Evaluating AI for Law: Bridging the Gap with Open-Source Solutions
Rohan Bhambhoria, Samuel Dahan, Jonathan Li, Xiaodan Zhu
TL;DR
The paper addresses the risks of applying general-purpose AI to high-stakes legal tasks and argues for domain-specific, open-source solutions to improve accuracy, transparency, and access to justice. It introduces LegalQA, a high-quality legal QA dataset curated from lay questions and expert Canadian-law answers, along with Law Stack Exchange content, and proposes OpenJustice as a crowdsourced, open-source framework for building legal AI. Benchmarking with GPT-4 and Mixtral indicates that while GPT-4 attains low factual error, open-source models lag and exhibit issues such as missing citations and verbosity, underscoring the need for domain-focused methods.
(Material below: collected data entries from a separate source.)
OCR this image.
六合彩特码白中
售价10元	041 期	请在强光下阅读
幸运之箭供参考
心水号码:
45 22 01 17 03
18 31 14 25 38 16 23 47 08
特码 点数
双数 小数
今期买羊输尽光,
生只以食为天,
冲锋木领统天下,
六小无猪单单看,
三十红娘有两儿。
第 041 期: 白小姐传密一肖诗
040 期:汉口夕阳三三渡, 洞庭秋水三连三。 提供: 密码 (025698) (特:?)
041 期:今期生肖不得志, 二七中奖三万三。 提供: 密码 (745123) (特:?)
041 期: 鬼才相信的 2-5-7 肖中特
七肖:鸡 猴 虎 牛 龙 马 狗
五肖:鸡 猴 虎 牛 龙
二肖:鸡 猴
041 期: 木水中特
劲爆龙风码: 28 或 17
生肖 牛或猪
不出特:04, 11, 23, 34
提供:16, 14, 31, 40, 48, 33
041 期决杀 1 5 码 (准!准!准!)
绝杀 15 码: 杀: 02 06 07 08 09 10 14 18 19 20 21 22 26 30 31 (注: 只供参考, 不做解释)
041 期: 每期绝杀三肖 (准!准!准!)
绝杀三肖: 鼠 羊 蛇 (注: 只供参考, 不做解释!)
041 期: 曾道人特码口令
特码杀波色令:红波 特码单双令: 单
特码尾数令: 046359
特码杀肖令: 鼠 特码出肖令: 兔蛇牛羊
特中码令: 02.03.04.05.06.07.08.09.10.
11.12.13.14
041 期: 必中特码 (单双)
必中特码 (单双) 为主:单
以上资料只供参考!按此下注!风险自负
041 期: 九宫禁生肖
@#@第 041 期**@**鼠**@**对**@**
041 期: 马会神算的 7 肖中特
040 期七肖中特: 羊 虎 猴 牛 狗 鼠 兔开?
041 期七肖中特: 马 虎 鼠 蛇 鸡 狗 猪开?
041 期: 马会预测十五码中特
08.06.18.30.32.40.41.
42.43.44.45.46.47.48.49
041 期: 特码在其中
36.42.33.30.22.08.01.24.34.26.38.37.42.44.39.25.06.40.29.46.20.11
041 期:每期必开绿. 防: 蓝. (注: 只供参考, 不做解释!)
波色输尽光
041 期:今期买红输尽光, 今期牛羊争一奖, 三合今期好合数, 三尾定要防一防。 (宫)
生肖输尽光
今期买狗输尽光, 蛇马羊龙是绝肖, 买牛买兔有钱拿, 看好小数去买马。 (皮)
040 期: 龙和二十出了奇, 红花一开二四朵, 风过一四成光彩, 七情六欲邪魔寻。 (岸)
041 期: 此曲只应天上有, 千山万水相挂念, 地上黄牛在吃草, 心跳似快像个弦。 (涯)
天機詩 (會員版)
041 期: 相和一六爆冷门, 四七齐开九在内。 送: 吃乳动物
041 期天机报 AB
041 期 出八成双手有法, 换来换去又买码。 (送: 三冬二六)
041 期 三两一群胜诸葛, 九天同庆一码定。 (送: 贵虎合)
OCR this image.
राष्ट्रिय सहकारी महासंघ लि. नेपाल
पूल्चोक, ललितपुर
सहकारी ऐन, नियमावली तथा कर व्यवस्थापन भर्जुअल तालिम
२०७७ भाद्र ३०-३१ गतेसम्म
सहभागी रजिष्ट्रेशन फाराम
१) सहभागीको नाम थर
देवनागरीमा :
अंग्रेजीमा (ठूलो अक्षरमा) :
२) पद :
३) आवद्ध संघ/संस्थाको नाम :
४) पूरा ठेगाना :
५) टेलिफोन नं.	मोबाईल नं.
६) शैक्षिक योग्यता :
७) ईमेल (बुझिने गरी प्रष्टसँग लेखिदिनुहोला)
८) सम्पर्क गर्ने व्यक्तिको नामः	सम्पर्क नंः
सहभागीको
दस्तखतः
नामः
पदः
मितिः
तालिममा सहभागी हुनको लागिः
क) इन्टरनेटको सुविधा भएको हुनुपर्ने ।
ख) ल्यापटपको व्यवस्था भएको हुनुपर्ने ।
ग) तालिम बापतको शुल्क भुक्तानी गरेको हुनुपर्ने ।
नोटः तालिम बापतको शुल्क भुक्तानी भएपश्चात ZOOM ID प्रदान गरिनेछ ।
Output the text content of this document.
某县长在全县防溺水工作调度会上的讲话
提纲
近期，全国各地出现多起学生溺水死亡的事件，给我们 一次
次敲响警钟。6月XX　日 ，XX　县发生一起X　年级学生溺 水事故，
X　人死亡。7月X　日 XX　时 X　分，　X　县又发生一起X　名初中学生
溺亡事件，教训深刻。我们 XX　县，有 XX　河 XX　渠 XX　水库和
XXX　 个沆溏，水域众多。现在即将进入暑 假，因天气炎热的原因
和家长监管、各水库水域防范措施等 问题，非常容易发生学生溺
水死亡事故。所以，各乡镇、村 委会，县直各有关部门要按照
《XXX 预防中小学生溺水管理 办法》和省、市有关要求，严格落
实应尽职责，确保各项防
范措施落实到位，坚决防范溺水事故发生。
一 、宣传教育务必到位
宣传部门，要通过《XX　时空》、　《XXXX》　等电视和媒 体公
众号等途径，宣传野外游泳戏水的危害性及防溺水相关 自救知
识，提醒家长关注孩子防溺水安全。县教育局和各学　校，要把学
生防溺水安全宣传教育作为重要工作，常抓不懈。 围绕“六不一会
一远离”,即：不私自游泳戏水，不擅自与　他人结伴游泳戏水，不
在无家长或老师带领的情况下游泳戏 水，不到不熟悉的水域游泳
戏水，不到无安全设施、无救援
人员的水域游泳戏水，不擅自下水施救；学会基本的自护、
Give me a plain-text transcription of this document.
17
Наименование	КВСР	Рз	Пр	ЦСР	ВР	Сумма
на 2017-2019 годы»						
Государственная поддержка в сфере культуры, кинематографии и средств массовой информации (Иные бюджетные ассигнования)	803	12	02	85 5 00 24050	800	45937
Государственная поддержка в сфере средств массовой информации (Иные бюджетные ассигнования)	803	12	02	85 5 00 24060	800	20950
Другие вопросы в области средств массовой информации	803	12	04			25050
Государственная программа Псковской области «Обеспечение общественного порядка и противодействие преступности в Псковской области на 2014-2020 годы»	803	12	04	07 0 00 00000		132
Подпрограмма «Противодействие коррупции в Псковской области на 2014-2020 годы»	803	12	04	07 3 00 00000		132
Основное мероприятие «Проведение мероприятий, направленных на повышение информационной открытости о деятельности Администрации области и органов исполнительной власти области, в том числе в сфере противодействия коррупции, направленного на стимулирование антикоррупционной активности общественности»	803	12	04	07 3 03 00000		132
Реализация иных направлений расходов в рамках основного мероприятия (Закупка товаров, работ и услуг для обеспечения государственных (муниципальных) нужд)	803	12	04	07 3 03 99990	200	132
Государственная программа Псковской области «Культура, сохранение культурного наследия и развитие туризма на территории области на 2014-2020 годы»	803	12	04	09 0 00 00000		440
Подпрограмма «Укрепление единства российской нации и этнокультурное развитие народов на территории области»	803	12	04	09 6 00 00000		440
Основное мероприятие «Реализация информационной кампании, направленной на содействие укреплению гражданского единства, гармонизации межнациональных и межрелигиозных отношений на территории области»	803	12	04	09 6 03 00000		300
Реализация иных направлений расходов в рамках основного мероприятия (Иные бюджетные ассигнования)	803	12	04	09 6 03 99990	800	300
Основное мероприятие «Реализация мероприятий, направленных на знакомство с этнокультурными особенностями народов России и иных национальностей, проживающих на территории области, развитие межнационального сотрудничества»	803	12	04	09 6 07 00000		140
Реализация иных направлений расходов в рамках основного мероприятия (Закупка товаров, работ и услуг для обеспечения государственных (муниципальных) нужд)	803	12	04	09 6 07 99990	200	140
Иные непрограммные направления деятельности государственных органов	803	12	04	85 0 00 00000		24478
The authors propose a concrete OpenJustice architecture and a three-path framework (build, fine-tune, or train small models) supported by a data-centric development and evaluation pipeline to democratize robust, explainable legal AI that can enhance access to justice.
Abstract
This study evaluates the performance of general-purpose AI, like ChatGPT, in legal question-answering tasks, highlighting significant risks to legal professionals and clients. It suggests leveraging foundational models enhanced by domain-specific knowledge to overcome these issues. The paper advocates for creating open-source legal AI systems to improve accuracy, transparency, and narrative diversity, addressing general AI's shortcomings in legal contexts.